São dos anos 1970 discos importantes também para as bases do rock e do pop brasileiro da década seguinte, como a obra de Rita Lee e Raul Seixas. Isso sem contar “Clube da Esquina”, de Milton Nascimento e Lô Borges, que não foi bem um sucesso comercial quando saiu, em 1972, e do chamado “boom nordestino”, marcado pela ascensão de cantores como Belchior e Fagner, entre muitos outros.
Um dado importante da época é como as gravadoras investiam. Barcinski lembra que André Midani, importante produtor de discos, dizia que usava o lucro de artistas populares, como Odair José, para bancar álbuns pouco vendidos de Caetano —“Transa”, hoje clássico, saiu em 1972.

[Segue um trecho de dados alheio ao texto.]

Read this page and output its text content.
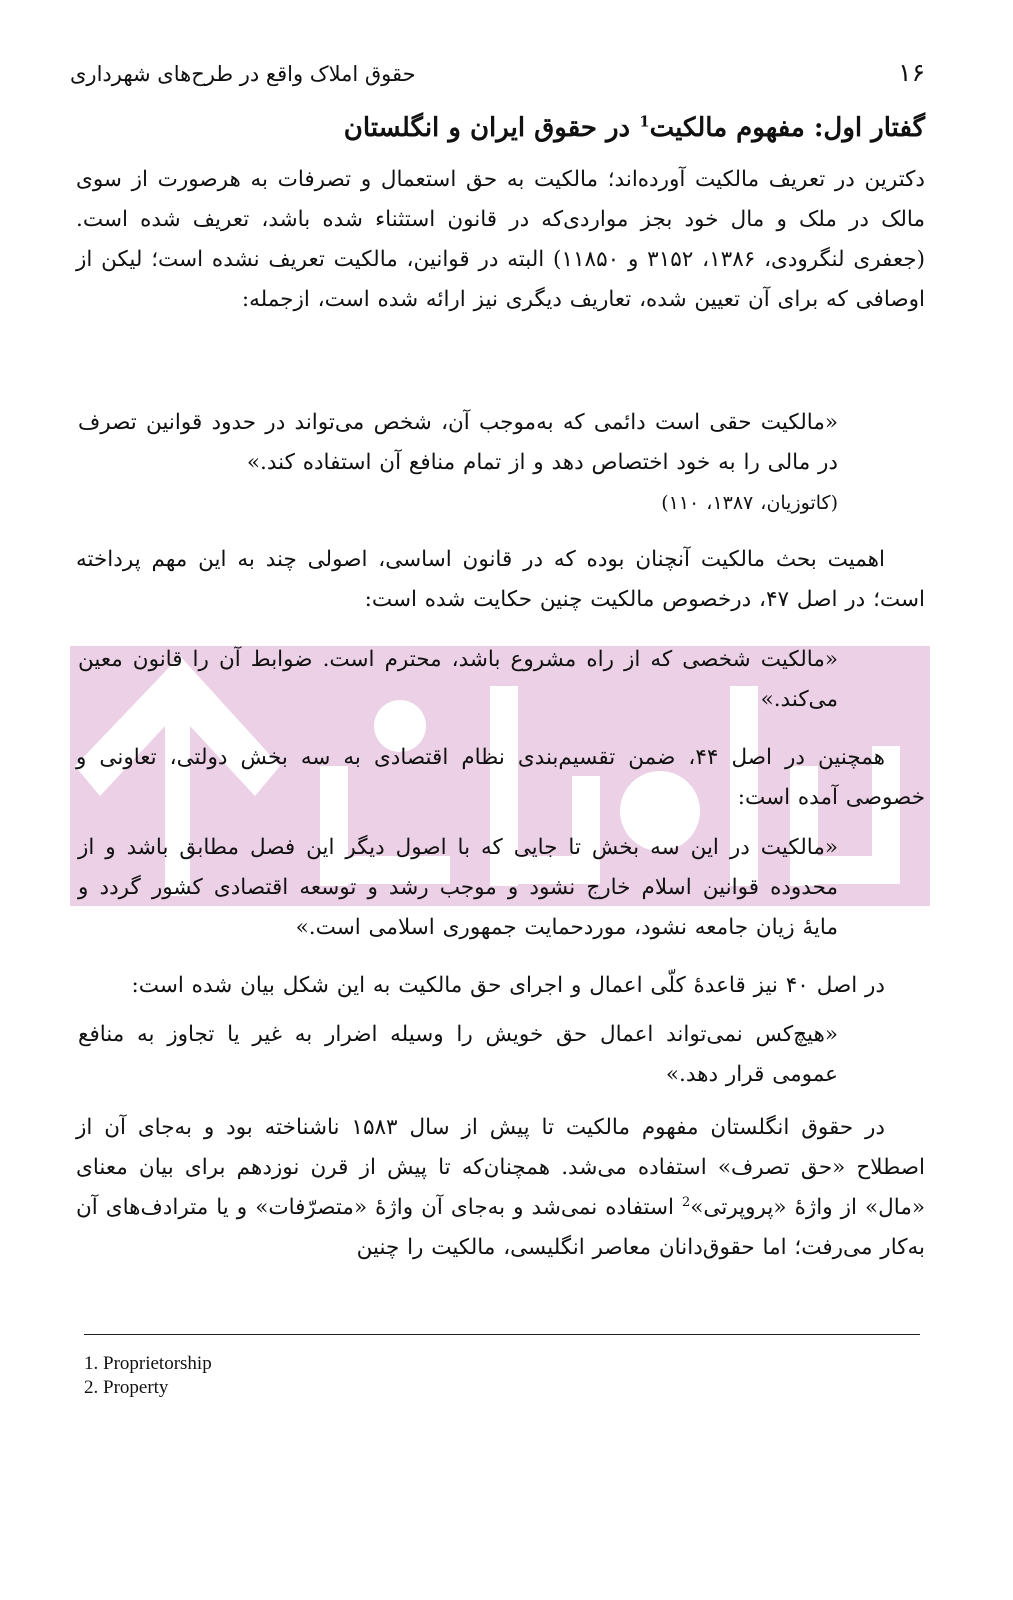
۱۶
حقوق املاک واقع در طرح‌های شهرداری
گفتار اول: مفهوم مالکیت$^1$ در حقوق ایران و انگلستان

دکترین در تعریف مالکیت آورده‌اند؛ مالکیت به حق استعمال و تصرفات به هرصورت از سوی مالک در ملک و مال خود بجز مواردی‌که در قانون استثناء شده باشد، تعریف شده است. (جعفری لنگرودی، ۱۳۸۶، ۳۱۵۲ و ۱۱۸۵۰) البته در قوانین، مالکیت تعریف نشده است؛ لیکن از اوصافی که برای آن تعیین شده، تعاریف دیگری نیز ارائه شده است، ازجمله:

«مالکیت حقی است دائمی که به‌موجب آن، شخص می‌تواند در حدود قوانین تصرف در مالی را به خود اختصاص دهد و از تمام منافع آن استفاده کند.»
(کاتوزیان، ۱۳۸۷، ۱۱۰)

اهمیت بحث مالکیت آنچنان بوده که در قانون اساسی، اصولی چند به این مهم پرداخته است؛ در اصل ۴۷، درخصوص مالکیت چنین حکایت شده است:

«مالکیت شخصی که از راه مشروع باشد، محترم است. ضوابط آن را قانون معین می‌کند.»

همچنین در اصل ۴۴، ضمن تقسیم‌بندی نظام اقتصادی به سه بخش دولتی، تعاونی و خصوصی آمده است:

«مالکیت در این سه بخش تا جایی که با اصول دیگر این فصل مطابق باشد و از محدوده قوانین اسلام خارج نشود و موجب رشد و توسعه اقتصادی کشور گردد و مایهٔ زیان جامعه نشود، موردحمایت جمهوری اسلامی است.»

در اصل ۴۰ نیز قاعدهٔ کلّی اعمال و اجرای حق مالکیت به این شکل بیان شده است:

«هیچ‌کس نمی‌تواند اعمال حق خویش را وسیله اضرار به غیر یا تجاوز به منافع عمومی قرار دهد.»

در حقوق انگلستان مفهوم مالکیت تا پیش از سال ۱۵۸۳ ناشناخته بود و به‌جای آن از اصطلاح «حق تصرف» استفاده می‌شد. همچنان‌که تا پیش از قرن نوزدهم برای بیان معنای «مال» از واژهٔ «پروپرتی»$^2$ استفاده نمی‌شد و به‌جای آن واژهٔ «متصرّفات» و یا مترادف‌های آن به‌کار می‌رفت؛ اما حقوق‌دانان معاصر انگلیسی، مالکیت را چنین

1. Proprietorship
2. Property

“Pessoas como Osmar Zan na RCA, Midani na Philips, Marco Mazola na Ariola conheciam música e sabiam que era mais importante ter vários artistas muito bons que não vendessem muito do que um ‘one hit wonder’ que no ano seguinte sumiria. Isso foi acabando no meio dos anos 1970.”
Entre 1973 e 1975, o pequeno selo Continental investiu nos Novos Baianos —inovadores, eles não vendiam em massa nessa época—, em “malditos” como Walter Franco e até nos Secos & Molhados. A gravadora também tinha um catálogo forte na música sertaneja.
“O do Secos & Molhados foi um caso raro de disco sem planejamento. Saiu com poucas cópias e virou fenômeno — primeiro no boca a boca, depois quando foram ao Fantástico. Saiu em 1973 e virou o disco mais vendido de 1974. Até hoje as pessoas se perguntam por que ele foi tão popular.”
Mas talvez um dos pontos mais diferenciais da primeira metade da década de 1970 é a
Lei Disco É Cultura, definida por Barcinski como “uma Lei Rouanet da época”. “Permitia às gravadoras investirem parte dos impostos em gravações de discos nacionais. Isso foi importante para bancar artistas que não vendiam tanto.”
Foi quando, segundo Vicente, investir em discos brasileiros passou a valer a pena. Midani já disse que discos como “Lóki?”, de Arnaldo Baptista, e parte da obra de Caetano só foram possíveis graças à lei.
Na verdade, é difícil imaginar em que outro cenário as gravadoras investiriam em álbuns “estranhos” e, às vezes, até experimentais para a época —entre eles “A Tábua de Esmeralda”, de Jorge Ben Jor, “Racional”, de Tim Maia, “Gita”, de Raul Seixas, e “Ando Meio Desligado”, dos Mutantes.
“É quando você concentra a maioria dos clássicos do Brasil”, diz Barcinski. “Os melhores discos de Raul, Tim Maia, Jorge Ben, Gal Costa, Caetano, Gil, Secos & Molhados e Novos Baianos foram feitos nesse período de sete, oito anos. Acho errado quando tentam analisar a qualidade desses álbuns cronologicamente, como se fosse coincidência. Não dá para ignorar as circunstâncias —gravadoras poderosas, dinheiro para investir e gente competente. Dez anos depois, esses artistas não faziam discos tão bons por que não eram talentosos ou por que a indústria não permitia?”